According to the administration, the expectation is consistent with the in-person learning mandate that passed the General Assembly with bipartisan support in February. The law requires divisions to provide face-to-face instruction to all students, but also stipulates that they adhere — “to the maximum extent practicable” — to all safety recommendations set by the CDC.
“We’re reiterating that doing something out of compliance with that guidance would put them in legal jeopardy,” Yarmosky said. It’s still unclear how local school boards will respond to the directive. Many of Virginia’s largest districts, including Fairfax County and Richmond City, have announced plans to continue their universal masking policies. But other divisions have already decided to make masks optional for faculty and students.
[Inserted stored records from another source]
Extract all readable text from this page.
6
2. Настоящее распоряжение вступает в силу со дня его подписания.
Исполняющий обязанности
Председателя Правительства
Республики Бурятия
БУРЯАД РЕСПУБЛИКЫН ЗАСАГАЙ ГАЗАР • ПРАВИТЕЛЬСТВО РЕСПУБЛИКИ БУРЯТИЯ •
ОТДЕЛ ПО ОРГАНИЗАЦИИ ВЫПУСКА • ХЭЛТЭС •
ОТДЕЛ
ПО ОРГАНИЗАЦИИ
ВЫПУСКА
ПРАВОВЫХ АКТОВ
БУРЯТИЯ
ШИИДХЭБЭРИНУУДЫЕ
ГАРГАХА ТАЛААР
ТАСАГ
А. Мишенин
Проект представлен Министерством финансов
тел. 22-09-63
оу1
The governor also acknowledged that the state currently has no policy for how to discipline state workers who refuse to comply with recommendations as well as school districts who have already made masks optional for children.
“I expect our employees in the commonwealth to follow the law. If they choose not to get tested, then obviously we’ll take the next measure, but that’s something I’ll discuss with the employees,” he said.
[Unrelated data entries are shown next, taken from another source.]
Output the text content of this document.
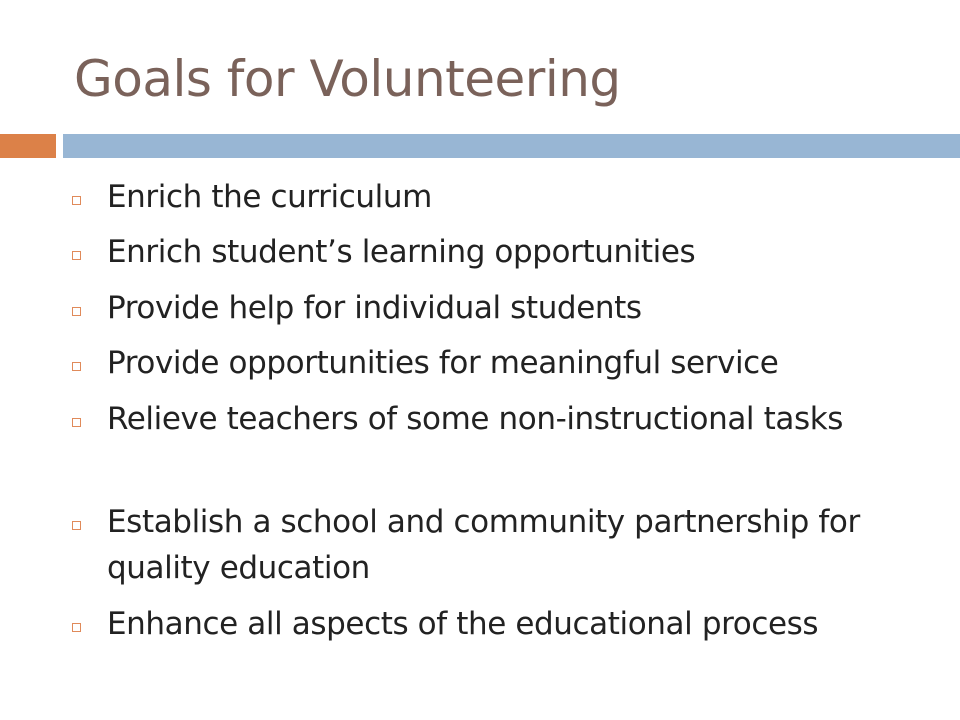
Goals for Volunteering
Enrich the curriculum
Enrich student’s learning opportunities
Provide help for individual students
Provide opportunities for meaningful service
Relieve teachers of some non-instructional tasks
Establish a school and community partnership for quality education
Enhance all aspects of the educational process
Secretary of Administration Grindly Johnson said that “we are still working all the bugs out, and we hope to have a policy out within the next 15 to 30 days prior to Sept. 1. But it will be a form that everyone will have to fill out and attest to whether they are tested or have an exemption.”
State Sen. Siobhan Dunnavant, R-Henrico, a physician who carried the legislation directing schools to offer in-person instruction, criticized the governor’s move.
“Just like me, Gov. Northam is a doctor and knows how to follow the science and implement guidelines such as those from the CDC and AAP,” said Dunnavant. “And as a former state senator, just like me, he knows how to read and interpret legislation passed by the General Assembly. The reality is that Gov. Northam wants to mandate our children wear masks at school this year and is using an excuse to make a decision he knows is not in the best interest of our next generation.
The bill, Dunnavant added, says schools should follow CDC guidelines “to the maximum extent practicable.”
That means “in-person education is the most important thing,” Dunnavant said, claiming her bill does not amount to a mask mandate. “Mandates aren’t adaptable. … He should take leadership and own his decisions, not make excuses for policies he wants to implement.”
Asked if Dunnavant believes children and school employees should wear masks, per the CDC’s most recent guidance, Dunnavant said in a statement that “parents and schools need to collaborate and take into consideration the latest information and guidelines as well as every child’s individual challenges to make a decision that ensures every child has in-person education.”
She said those guidelines will “evolve multiple times between now and the end of the school year” and that the “conversation needs to be ongoing and not an inflexible mandate. ”
This post has been updated to include additional comments from the governor’s news conference and reaction from a state senator.
Mercury reporter Malcolm Ferguson and Editor Robert Zullo contributed to this article.